Metropolitan News-Enterprise

 

Thursday, February 16, 2006

 

Page 1

 

Santa Monica Attorney Montgomery to Run for Superior Court Judgeship

 

By a MetNews Staff Writer

 

Santa Monica sole practitioner George C. Montgomery said yesterday he intends to run for an open seat on the Los Angeles Superior Court in the June 6 primary.

Montgomery, 75, took out papers Tuesday to seek the seat of Judge Melvin Sandvig. He explained yesterday that he does not want to run against a sitting judge or a court commissioner, but took out papers for the Sandvig seat because the judge has not filed any paperwork indicating his intent to run for re-election.

Sandvig, 60, could not be reached for comment. Montgomery said he would look to switch to a different race if Sandvig eventually files.

Montgomery, a litigator for more than 46 years, said he had decided to run because he “wanted to put my experience to good use.” Acknowledging that it will be an uphill fight—private-sector attorneys traditionally run poorly in Los Angeles Superior Court contests and Montgomery said he has little money to spend—he said he will “always be able to say at least I tried.”

Montgomery said he applied for a judicial appointment two years ago, but that the effort went nowhere. He speculates that there is little interest in appointing someone his age to the bench, knowing that the person’s career would likely be a short one.

 Montgomery graduated from what was then Loyola University in 1954 and from its law school in 1959, joining a law firm where he eventually became head of the corporate and estate planning practice and a senior litigator.

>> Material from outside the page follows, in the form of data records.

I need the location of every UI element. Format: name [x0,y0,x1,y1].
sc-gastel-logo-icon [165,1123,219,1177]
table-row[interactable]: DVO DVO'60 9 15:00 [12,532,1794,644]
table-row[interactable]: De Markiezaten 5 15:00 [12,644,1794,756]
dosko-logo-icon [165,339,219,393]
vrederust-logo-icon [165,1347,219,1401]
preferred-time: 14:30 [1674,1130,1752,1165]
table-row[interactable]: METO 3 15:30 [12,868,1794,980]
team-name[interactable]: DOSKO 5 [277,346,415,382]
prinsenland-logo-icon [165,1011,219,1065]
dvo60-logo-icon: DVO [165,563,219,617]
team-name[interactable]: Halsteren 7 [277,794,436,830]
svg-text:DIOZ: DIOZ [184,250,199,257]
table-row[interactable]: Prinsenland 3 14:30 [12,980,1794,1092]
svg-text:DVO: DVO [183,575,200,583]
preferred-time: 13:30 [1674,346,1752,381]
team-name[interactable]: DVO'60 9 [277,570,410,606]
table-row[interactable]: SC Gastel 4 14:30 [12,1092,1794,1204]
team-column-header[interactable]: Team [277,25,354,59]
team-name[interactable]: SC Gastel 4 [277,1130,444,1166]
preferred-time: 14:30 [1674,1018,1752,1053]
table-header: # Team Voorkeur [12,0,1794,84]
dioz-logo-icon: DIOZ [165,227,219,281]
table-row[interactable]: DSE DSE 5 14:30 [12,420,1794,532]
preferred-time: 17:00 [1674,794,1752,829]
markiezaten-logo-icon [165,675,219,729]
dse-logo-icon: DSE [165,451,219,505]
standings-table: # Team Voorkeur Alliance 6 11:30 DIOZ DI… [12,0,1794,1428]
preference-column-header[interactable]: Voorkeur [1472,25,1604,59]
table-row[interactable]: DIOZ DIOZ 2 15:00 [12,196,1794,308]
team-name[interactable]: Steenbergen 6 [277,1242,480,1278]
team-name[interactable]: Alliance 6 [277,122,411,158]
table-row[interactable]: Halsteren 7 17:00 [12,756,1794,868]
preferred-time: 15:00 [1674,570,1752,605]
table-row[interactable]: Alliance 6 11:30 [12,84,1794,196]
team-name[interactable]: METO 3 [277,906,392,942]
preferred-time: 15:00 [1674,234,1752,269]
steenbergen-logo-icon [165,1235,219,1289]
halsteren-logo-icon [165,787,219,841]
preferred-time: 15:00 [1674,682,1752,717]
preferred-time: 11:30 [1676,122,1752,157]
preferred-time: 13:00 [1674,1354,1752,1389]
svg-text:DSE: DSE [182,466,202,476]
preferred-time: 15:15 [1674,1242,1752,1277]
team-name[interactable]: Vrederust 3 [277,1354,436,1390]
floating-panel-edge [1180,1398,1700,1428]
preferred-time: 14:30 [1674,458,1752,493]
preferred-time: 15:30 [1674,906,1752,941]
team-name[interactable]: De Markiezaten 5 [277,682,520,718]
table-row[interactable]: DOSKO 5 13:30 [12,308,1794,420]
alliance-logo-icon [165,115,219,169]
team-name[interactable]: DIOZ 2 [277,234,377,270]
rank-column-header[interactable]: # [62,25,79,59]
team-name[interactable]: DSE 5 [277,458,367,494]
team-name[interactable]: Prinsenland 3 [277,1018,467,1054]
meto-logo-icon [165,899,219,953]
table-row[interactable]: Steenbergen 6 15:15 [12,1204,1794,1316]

In 1967, he co-founded Montgomery, Bottum, Regal & McNally, where he was head litigator and chair of the management committee, trying over 100 cases. When the firm, which had grown to more than 50 lawyers, broke up in 1984, he joined Gibson, Dunn & Crutcher, working out of offices in Los Angeles, Texas, and London, where he appeared before the High Court.

He left Gibson Dunn in 1993 for the New York firm of Chadbourne & Parke, commuting weekly between Los Angeles and New York, he explained. He largely left the practice in 1994, doing a limited amount of pro bono work prior to 1999, when he opened his current office.

In the interim, he explained, he decided to “test my brain” and try to put behind him the emotional upset resulting from the loss of his large Encino home in the Northridge earthquake by returning to London to study for the solicitor’s exam.

He said he was one of fewer than a dozen Americans in his three-month course and the only one of those to pass all three parts of the written exam. He remains a licensed solicitor in England and Wales, as well as a member of the Texas and District of Columbia bars.

He is also a member of the American Board of Trial Advocates and has been active in charity work, including a group he founded while in London that enlisted the aid of National Football League officials—the NFL plays an annual exhibition game in the British capital—to assist victims of sectarian violence in Northern Ireland.